Ces deux aspects posent d’emblée la question des données, de leur accessibilité ainsi que de leur comparabilité, et les auteurs y accordent une attention particulière. Les analyses présentées par les articles reposent sur des données de corpus, que ce soient des corpus oraux ou écrits, des productions formelles ou informelles, des textes authentiques ou traduits.
Les problématiques abordées concernent des questions ayant un intérêt typologique, comme la négation et ses effets sur le marquage des arguments, les stratégies de la construction possessive adnominale, le marquage des valeurs aspectuelles, ou les fonctions du discours rapporté. Les faits décrits montrent des situations diverses dans des langues pourtant génétiquement très proches. Une partie des articles s’intéressent expressément à la question de savoir comment les langues finno-ougriennes ont été influencées par le contact avec le russe. Le plurilinguisme des locuteurs et les changements dans leurs modes de vie sont une réalité qui non seulement conditionne la collecte des données, mais crée aussi de nouveaux profils de locuteurs, comme celui de locuteur de langue d’héritage.

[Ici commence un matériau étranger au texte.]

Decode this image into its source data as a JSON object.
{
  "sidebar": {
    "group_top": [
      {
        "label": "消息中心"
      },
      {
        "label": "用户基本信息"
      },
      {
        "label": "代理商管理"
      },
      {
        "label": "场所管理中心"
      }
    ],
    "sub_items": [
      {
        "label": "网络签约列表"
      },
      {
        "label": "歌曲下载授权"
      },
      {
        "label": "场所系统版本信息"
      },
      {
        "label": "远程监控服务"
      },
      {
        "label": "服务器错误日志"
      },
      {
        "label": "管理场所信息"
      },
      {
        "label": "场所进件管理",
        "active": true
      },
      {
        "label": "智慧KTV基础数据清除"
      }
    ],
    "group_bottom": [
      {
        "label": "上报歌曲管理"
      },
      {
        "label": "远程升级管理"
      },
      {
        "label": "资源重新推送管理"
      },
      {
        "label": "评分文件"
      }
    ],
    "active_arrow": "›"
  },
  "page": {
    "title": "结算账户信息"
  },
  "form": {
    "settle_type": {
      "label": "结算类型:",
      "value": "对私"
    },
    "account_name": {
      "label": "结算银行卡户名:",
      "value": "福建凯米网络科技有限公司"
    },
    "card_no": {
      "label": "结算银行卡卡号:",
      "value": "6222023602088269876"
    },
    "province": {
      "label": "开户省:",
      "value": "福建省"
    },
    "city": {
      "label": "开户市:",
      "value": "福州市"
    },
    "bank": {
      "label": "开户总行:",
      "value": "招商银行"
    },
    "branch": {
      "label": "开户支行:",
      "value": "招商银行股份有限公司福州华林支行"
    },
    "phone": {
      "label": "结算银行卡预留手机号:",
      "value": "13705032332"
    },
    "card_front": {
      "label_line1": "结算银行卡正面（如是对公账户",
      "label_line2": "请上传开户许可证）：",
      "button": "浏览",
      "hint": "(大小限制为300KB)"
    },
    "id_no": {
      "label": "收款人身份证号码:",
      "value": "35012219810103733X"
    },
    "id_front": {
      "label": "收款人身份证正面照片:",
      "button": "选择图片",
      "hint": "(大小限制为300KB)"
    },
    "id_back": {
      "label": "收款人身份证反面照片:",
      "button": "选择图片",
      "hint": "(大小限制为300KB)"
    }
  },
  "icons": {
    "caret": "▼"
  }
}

Ces dernières années, les langues finno-ougriennes ont été au cœur d’importantes opérations de recherche menées dans les universités en Estonie et en Finlande, auxquelles sont affiliés la plupart des contributeurs de ce numéro. On peut en mentionner le projet 2021-2025 de l’Université de Tartu sur la grammaire des particules discursives dans les langues finno-ougriennes minoritaires (The grammar of discourse particles in Uralic[2]) ainsi que le groupe de chercheurs basé à l’Université de l’Est de la Finlande qui, depuis 2011, travaille sur le carélien et les contacts de langues (Karelian and language contacts[3]). S’y ajoute le projet 2020-2024 de l’Université de Helsinki sur la négation dans les unités phrastiques complexes (Negation in Clause Combining: Typological and usage-based perspectives[4]) qui est dans le prolongement d’un projet sur la négation dans les langues finno-ougriennes (2009-2015[5]).

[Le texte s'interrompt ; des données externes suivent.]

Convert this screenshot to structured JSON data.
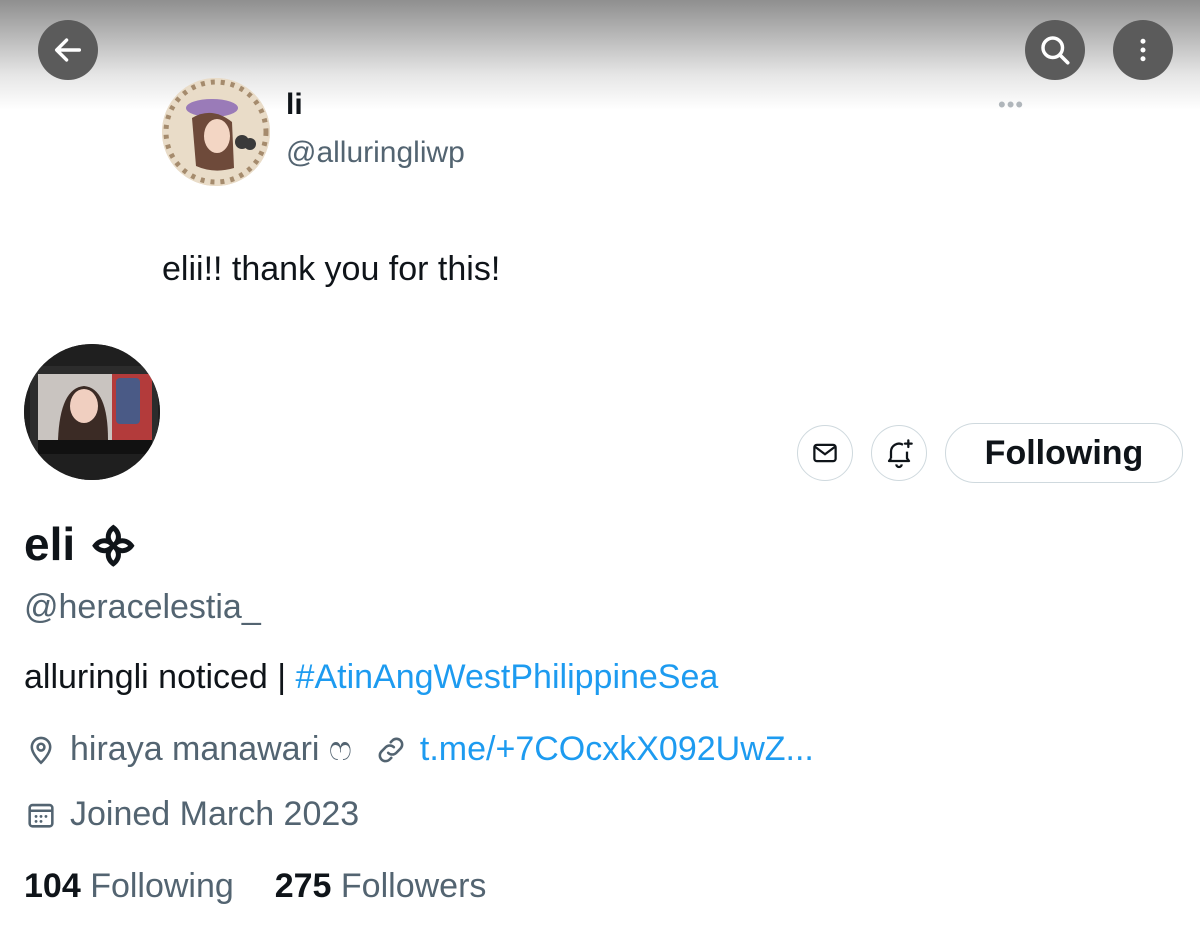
{
  "tweet": {
    "name": "li",
    "handle": "@alluringliwp",
    "more": "•••",
    "text": "elii!! thank you for this!"
  },
  "profile": {
    "display_name": "eli ᯽",
    "handle": "@heracelestia_",
    "bio_text": "alluringli noticed | ",
    "bio_hashtag": "#AtinAngWestPhilippineSea",
    "location": "hiraya manawari ෆ",
    "link": "t.me/+7COcxkX092UwZ...",
    "joined": "Joined March 2023",
    "follow_button": "Following",
    "following_count": "104",
    "following_label": "Following",
    "followers_count": "275",
    "followers_label": "Followers"
  },
  "icons": {
    "back": "arrow-left-icon",
    "search": "search-icon",
    "more": "more-vertical-icon",
    "dm": "envelope-icon",
    "notify": "bell-plus-icon",
    "location": "location-pin-icon",
    "link": "link-icon",
    "calendar": "calendar-icon"
  }
}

Un événement majeur en linguistique finno-ougrienne a été la publication en 2022 de l’ouvrage The Oxford Guide to the Uralic Languages, dirigée par Marianne Bakró-Nagy, Johanna Laakso et Elena Skribnik[6]. On y trouve les portraits des langues individuelles et des sous-groupes dont elles font partie, mais aussi une présentation des origines et du développement de ces langues, de la reconstruction d’une protolangue à la revitalisation des langues minoritaires en danger. De plus, des études de cas comparatives et typologiques, centrées sur des phénomènes spécifiques en phonologie, morphologie, syntaxe et sémantique, enrichissent cet ouvrage qui est devenu une référence incontournable pour la recherche ultérieure.
figure 1 : Carte des régions où sont parlées les langues finno-ougriennes[7].

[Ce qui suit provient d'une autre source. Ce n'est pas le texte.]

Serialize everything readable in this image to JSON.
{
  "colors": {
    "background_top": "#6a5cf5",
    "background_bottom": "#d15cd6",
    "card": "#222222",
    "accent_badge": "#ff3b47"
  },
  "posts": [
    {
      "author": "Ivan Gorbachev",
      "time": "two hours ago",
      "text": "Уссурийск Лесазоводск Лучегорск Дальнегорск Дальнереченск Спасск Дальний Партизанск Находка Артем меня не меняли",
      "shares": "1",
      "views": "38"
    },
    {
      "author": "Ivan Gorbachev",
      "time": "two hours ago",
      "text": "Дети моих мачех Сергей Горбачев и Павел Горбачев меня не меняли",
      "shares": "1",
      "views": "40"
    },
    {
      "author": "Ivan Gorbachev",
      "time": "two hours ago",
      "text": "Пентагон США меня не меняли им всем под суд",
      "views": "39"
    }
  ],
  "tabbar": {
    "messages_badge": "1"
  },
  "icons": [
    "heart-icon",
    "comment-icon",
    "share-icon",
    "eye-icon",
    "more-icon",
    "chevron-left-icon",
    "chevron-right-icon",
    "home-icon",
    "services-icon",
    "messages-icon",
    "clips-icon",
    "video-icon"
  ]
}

La famille des langues finno-ougriennes est formée de nombreuses branches (figure 1) qui ne sont pas toutes représentées dans ce numéro. La portée aréale dans les huit articles ici réunis varie entre :
L’article de Matti Miestamo, Ksenia Shagal, Olli O. Silvennoinen et Chingduang Yurayong s’inscrit dans le cadre des études typologiques sur la négation dans le contexte des phrases complexes. La recherche présentée porte sur un phénomène qui caractérise les langues fenniques, à savoir l’emploi du cas partitif pour un complément d’objet dans une phrase négative. En comparaison des contextes non négatifs, les oppositions quantitatives et aspectuelles que la forme de l’objet est susceptible d’exprimer sont neutralisées, le partitif pouvant être vu comme un indice de la référentialité réduite de l’objet sous la négation. Si des comportements similaires de l’objet s’observent aussi dans d’autres langues, comme le lituanien et le russe qui sont aréalement proches des langues fenniques, l’article se concentre sur le cas de ces dernières pour examiner l’effet que la négation de la proposition principale peut avoir sur le marquage de l’objet dans une subordonnée complétive positive. Les six langues étudiées, le livonien, l’estonien, le vote, le finnois, le carélien et le vepse, mettent en œuvre des stratégies de complémentation différentes, avec des verbes finis et non finis, qui s’organisent sur un continuum en fonction du degré d’intégration structurale entre la proposition principale et la subordonnée. L’hypothèse mise à l’épreuve des données de corpus – aussi contemporaines que possible – est que l’effet de la négation à distance sur le marquage de l’objet reflète le degré d’intégration de la proposition subordonnée dans la proposition matrice.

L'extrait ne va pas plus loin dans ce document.